Leurs passeports et autres documents ayant été confisqués

Dans un communiqué officiel publié le 10 mars 2016, la Voix des Sans Voix (VSV), ONG de défense des Droits de l’homme, s’est dit vivement préoccupée par la restriction injustifiée des passeports des opposants politiques, pour les empêcher de sortir du pays pour recevoir des soins de santé ou pour participer à des conférences et colloques scientifiques auxquels ils sont invités.

Deux cas de figure : celui de l’opposant politique Pierre-Jacques Chalupa, cadre du parti politique de l’opposition  » Action pour la démocratie etle développement au Congo  » (ADD-Congo), dont la dégradation de l’état de santé s’avère très préoccupant, selon le communiqué.

L’autre cas concerne le professeur Mathieu Kalele Ka-Bila, président du parti politique de l’opposition dénommé  » Front pour un nouveau type de congolais  » (FNTC).

Documents confisqués

Les passeports et cartes d’électeurs des deux opposants demeurent confisqués par les services publics.
Les documents de M. Chalupa avaient été confisqués par la justice congolaise depuis sa condamnation après son arrestation et poursuite sur base de l’infraction de faux et usage de faux lui imputés par la Cour Suprême de Justice.

C’est grâce à l’ordonnance n°13/108 du 23/10/2013 portant mesure collective de grâce, qu’il avait été libéré en 2013.

Depuis lors, ses pièces d’identités ne lui ont pas été restituées.

Actuellement, il est malade.

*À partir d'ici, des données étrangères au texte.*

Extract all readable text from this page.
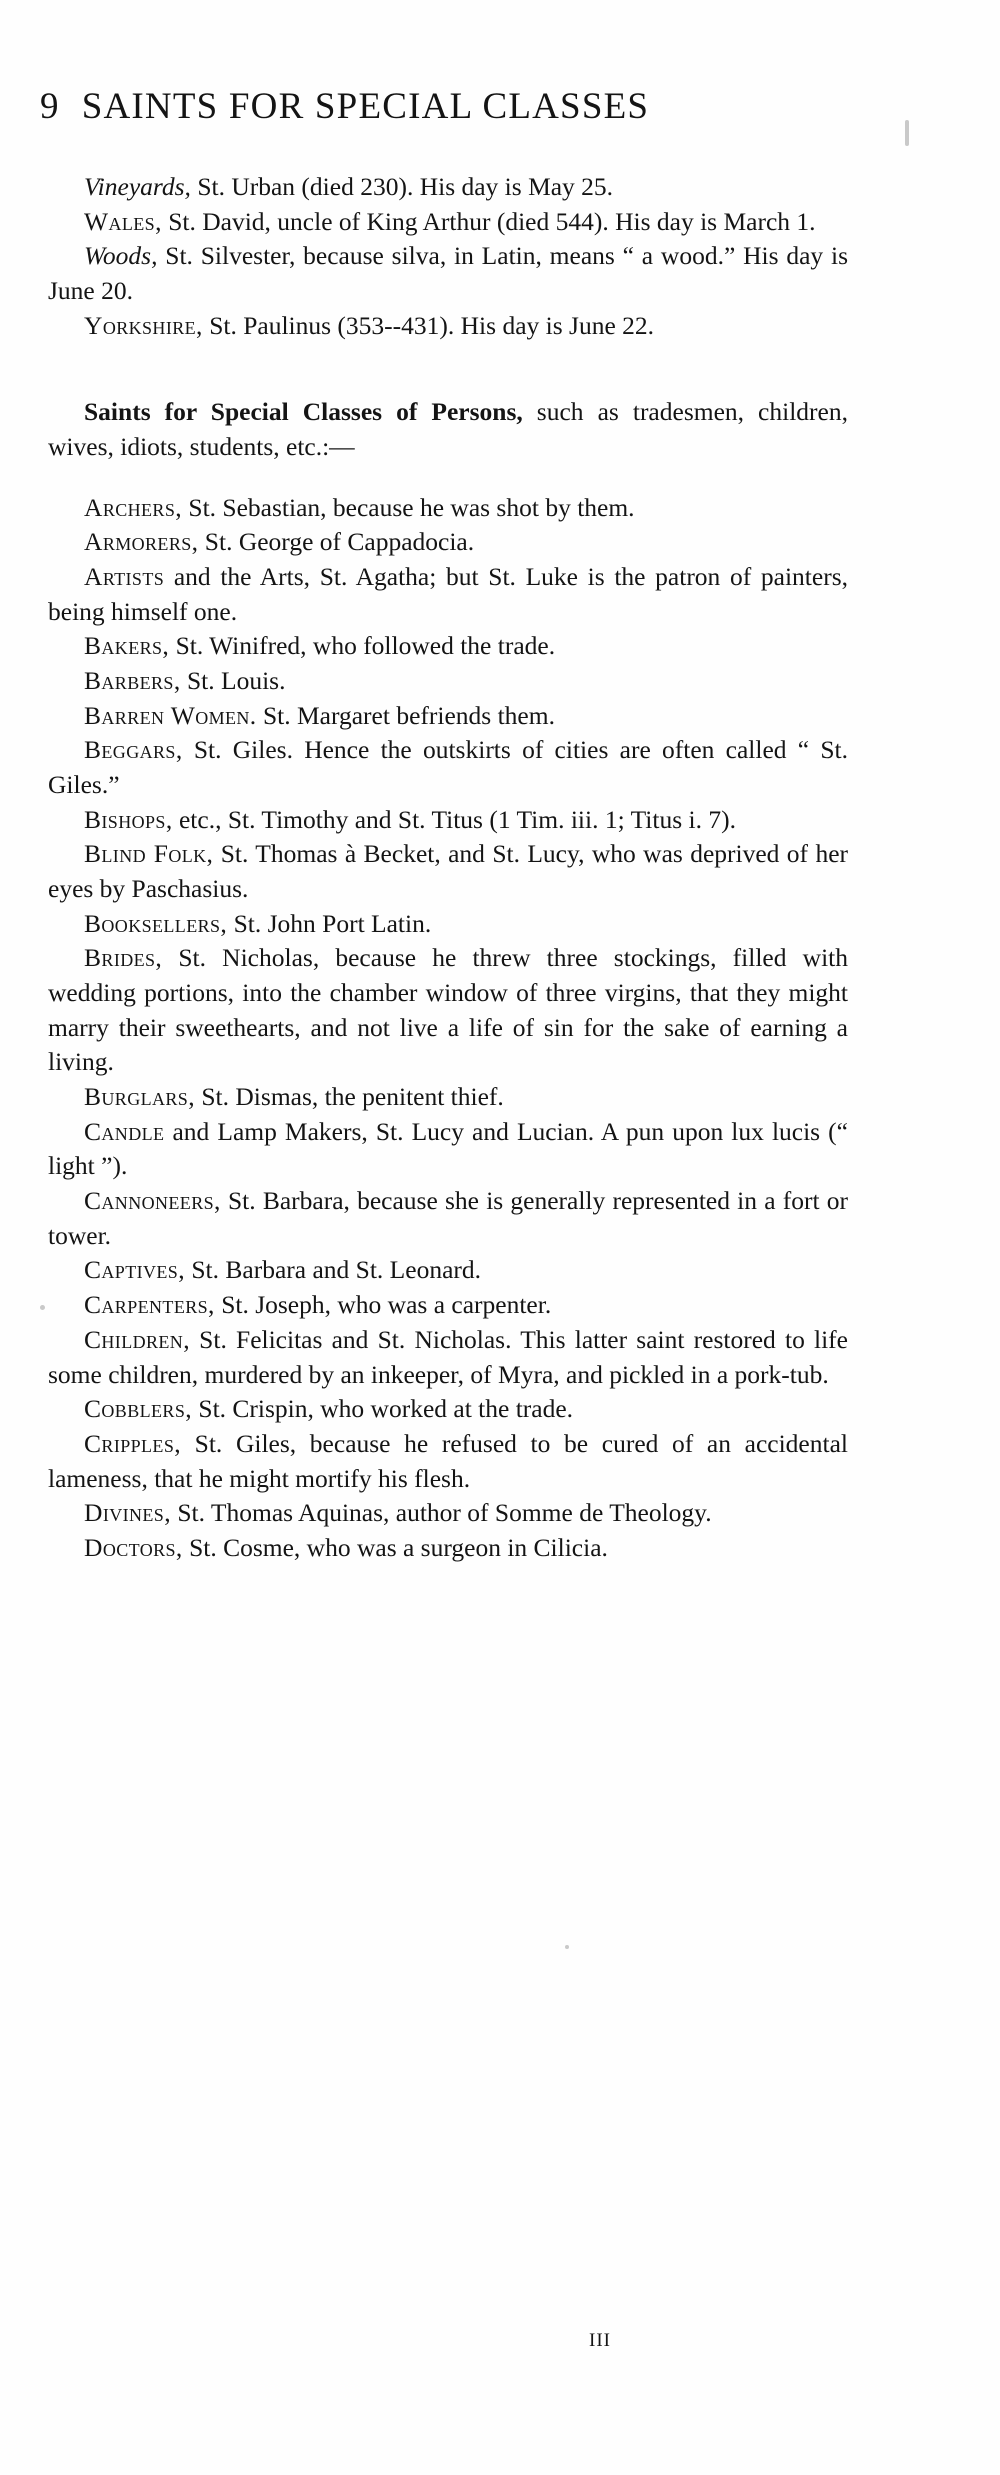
9 SAINTS FOR SPECIAL CLASSES

Vineyards, St. Urban (died 230). His day is May 25.

Wales, St. David, uncle of King Arthur (died 544). His day is March 1.

Woods, St. Silvester, because silva, in Latin, means “ a wood.” His day is June 20.

Yorkshire, St. Paulinus (353--431). His day is June 22.

Saints for Special Classes of Persons, such as tradesmen, children, wives, idiots, students, etc.:—

Archers, St. Sebastian, because he was shot by them.

Armorers, St. George of Cappadocia.

Artists and the Arts, St. Agatha; but St. Luke is the patron of painters, being himself one.

Bakers, St. Winifred, who followed the trade.

Barbers, St. Louis.

Barren Women. St. Margaret befriends them.

Beggars, St. Giles. Hence the outskirts of cities are often called “ St. Giles.”

Bishops, etc., St. Timothy and St. Titus (1 Tim. iii. 1; Titus i. 7).

Blind Folk, St. Thomas à Becket, and St. Lucy, who was deprived of her eyes by Paschasius.

Booksellers, St. John Port Latin.

Brides, St. Nicholas, because he threw three stockings, filled with wedding portions, into the chamber window of three virgins, that they might marry their sweethearts, and not live a life of sin for the sake of earning a living.

Burglars, St. Dismas, the penitent thief.

Candle and Lamp Makers, St. Lucy and Lucian. A pun upon lux lucis (“ light ”).

Cannoneers, St. Barbara, because she is generally represented in a fort or tower.

Captives, St. Barbara and St. Leonard.

Carpenters, St. Joseph, who was a carpenter.

Children, St. Felicitas and St. Nicholas. This latter saint restored to life some children, murdered by an inkeeper, of Myra, and pickled in a pork-tub.

Cobblers, St. Crispin, who worked at the trade.

Cripples, St. Giles, because he refused to be cured of an accidental lameness, that he might mortify his flesh.

Divines, St. Thomas Aquinas, author of Somme de Theology.

Doctors, St. Cosme, who was a surgeon in Cilicia.

III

Ses médecins traitants lui recommandent d’aller recevoir des soins appropriés à l’étranger.

Né en RD Congo, Pierre-Jacques Chalupa affirme avoir reçu la déclaration acquisitive de la nationalité congolaise régulièrement enregistrés sous le n°120 volume 1 folio 120, à la suite de laquelle il a officiellement obtenu les documents curieusement incriminés.

Grâce à sa nationalité congolaise, il avait été élu en 2006, député national et fut membre de l’Alliance pour la majorité présidentielle (AMP, actuelle MP), plate forme soutenant le président Joseph Kabila.

Les déboires du député honoraire avaient commencé lorsqu’il avait quitté la MP pour l’opposition politique, en 2011.

Quant à l’opposant Mathieu Kalele, son passeport a été confisqué depuis 2012 par l’Agence nationale des renseignements (ANR) pour des raisons non encore élucidées.

Garantir le droit de circuler librement

Toutes les démarches et réclamations faites par le concerné et les ONGDH n’ont produit aucun résultat.La Voix des Sans Voix dénonce par conséquent la violation du droit reconnu à toute personne de circuler librement dans et en dehors du pays et ce conformément à la Constitution de la RDC ainsi qu’aux instruments juridiques tant régionaux qu’internationaux relatifs aux droits humains.

En égard à ce qui précède, la VSV invite instamment les autorités congolaises à garantir le droit de circuler librement aux deux opposants politiques pour toutes fins utiles, à la restitution de leurs passeports et autres documents confisqués.